Similarly, you shouldn’t go through with the winterization if the temperature of the water is over 60 degrees, but at this point, it is a bit too late for that.
Start with the Basics
Even if you’re not ready to actually start using your pool, it may be time to start preparing it for reopening. The best way to ensure that the water in your pool doesn’t get contaminated is to put a pool cover on it when you winterize it. Not only will that protect it from debris, it will also make your pool safer if you have young children or pets in the back yard during the winter. Now it is time to uncover it, since there are no more leaves and other debris which could find their way into your pool. You should probably turn on the filtration system as well and balance your water’s chemistry as a preparation for the swimming season.
Do I Need to Chlorinate the Water?
If you have removed the pool cover, your pool water is now exposed to the elements.

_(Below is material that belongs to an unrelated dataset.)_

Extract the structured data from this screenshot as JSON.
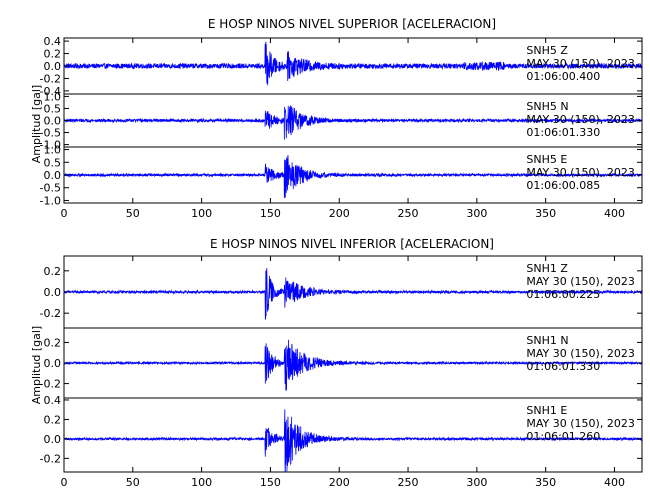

That means that you will need to start chlorinating your water regularly and turn on your water pump briefly every day. Some people consider this tedious and unnecessary, but the alternative is a green pool which is very difficult to recover and may end up requiring draining the pool and a detail cleaning of all parts.
Needless to say, this procedure would be significantly more expensive and time consuming than doing a few simple maintenance steps every day.
What If Temperature Drops Below Freezing?
A lot of people are reluctant to reopen their pools this early because they fear that the temperature may drop below freezing and they believe that it would somehow damage their pools. However, the truth is a bit different.
The first reason why this is unlikely is that the water inside the pool is fairly warm and tends to keep that temperature even when the air temperature drops. In essence, your pool itself is protecting itself from freezing. Be warned, however, that the ability of your pool to protect itself from freezing is short lived.
There are other things which can help your pool withstand a short period of below freezing temperatures. A vast majority of pools have a freeze protection option in their automation systems. This will automatically start protecting your pool from freezing over. However, even if you don’t have this option, you can simply turn on the water pump to keep the water moving which makes it harder to freeze over.
Some pool owners want to be self-sufficient and perform all maintenance and upkeep jobs themselves. However, if you don’t want to deal with this mundane task, or you feel like you’re not up to the task, you can always hire pool maintenance professionals to do the job for you. You can relax in the knowledge that the job will be done quickly and skilfully.